И давно вы ищете брата? – спросил он, пристально глядя мне в глаза, когда мы миновали шумный салун.

– С конца войны, – ответила я, вздохнув. – Ему тогда всего двенадцать было… их забрали… нацисты забрали. Родителей и его. Я единственная, кто выжил. – Я замолчала, стараясь сдержать слезы. Воспоминания нахлынули с новой силой.

Казалось, его тронул мой рассказ, но лишь на мгновение.

– И где вы остановились? – спросил он, неожиданно сменив тему.

Вопрос поставил меня в тупик, ведь на улице стремительно вечерело, а я действительно не задумывалась, где мне ночевать.

– У вас есть деньги? – он внимательно осмотрел меня, его взгляд скользнул по помятому жакету и выцветшему платью. – На ваши платья и жакеты денег явно не хватило…

– Только русские рубли, – ответила я, чувствуя себя неловко.

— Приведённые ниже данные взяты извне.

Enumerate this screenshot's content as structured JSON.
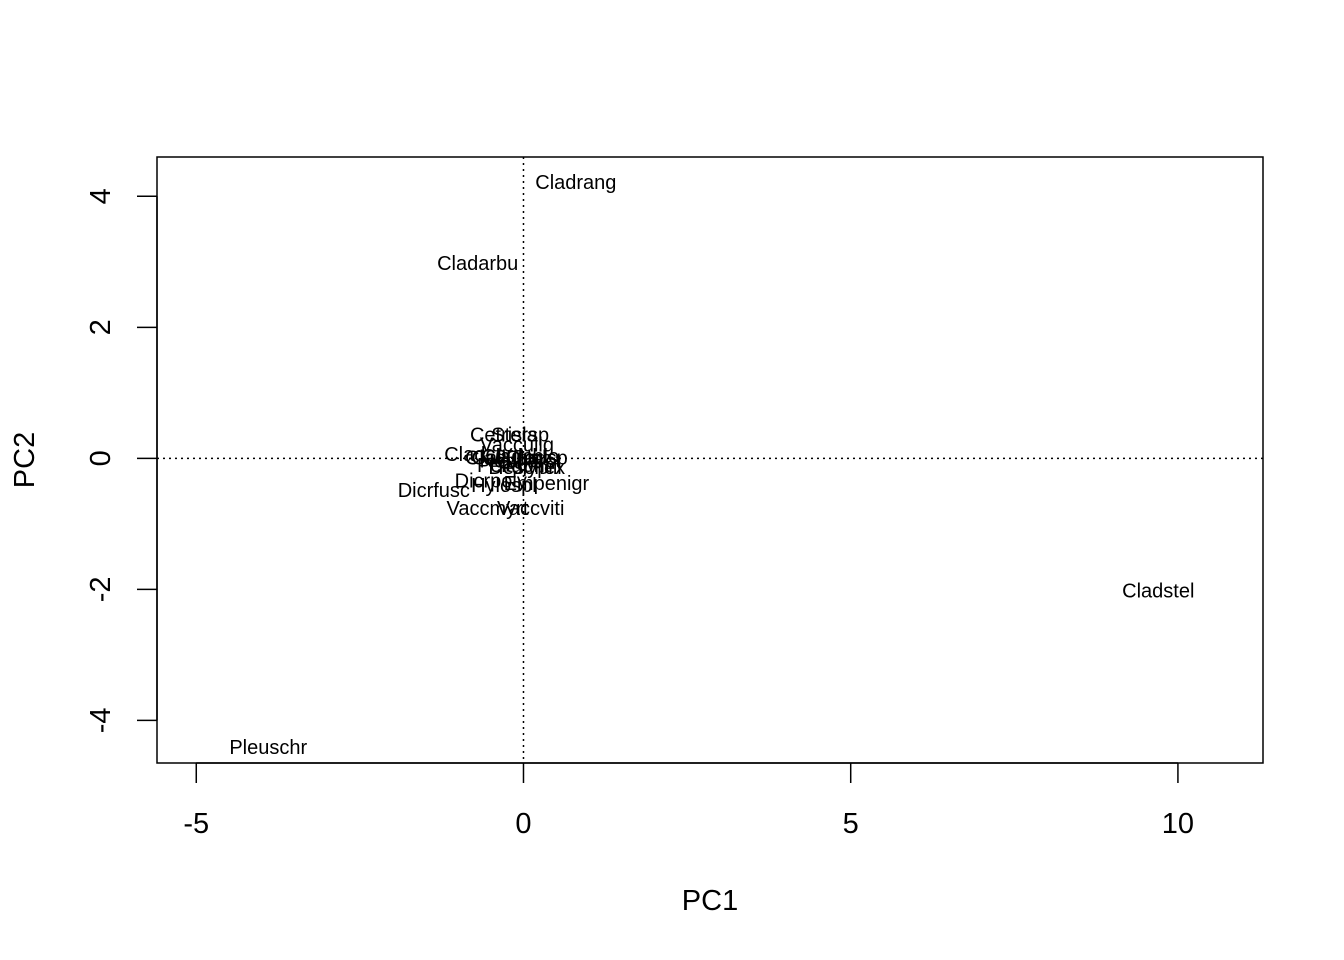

– Остановитесь в мотеле, на улицу вечером лучше не выходить, слышали про акцию? – предупредил он, и в его голосе звучала не только забота, но и некая тревога.

Я кивнула.

– Но ведь это касается только богатых. – Сказала я, и в моих словах звучала не только уверенность, но и некоторое недоверие.

Он усмехнулся: – Вы приезжая, сразу видно. Думаете, никто не догадается, что у вас есть деньги? Это акция. Хоть и благотворительная, но “Ангелы” делают рейды на тех, кто “побогаче”, чтобы отдать бедным. Так что благотворительность – дело хитрое, мисс Азалия.

Он помолчал, глядя куда‑то в сторону, а потом негромко сказал: – Могу устроить тебе ночлег в моем мотеле. Бесплатно.

Внутри всё сжалось. Незнакомец. Чужой город. А у меня – ни гроша, банки уже закрыты. Я сглотнула, пытаясь представить, что будет, если откажусь. И что – если соглашусь.

– Понимаю, вы волнуетесь, ведь вы меня не знаете, – сказал он, словно прочитав мои мысли. – Но вы приехали в мой город, и я считаю своим долгом приглядывать за всеми, кто здесь оказался. Поэтому прошу, не отказывайтесь от моего предложения, – в его голосе звучало что-то такое, что я не смогла ослушаться.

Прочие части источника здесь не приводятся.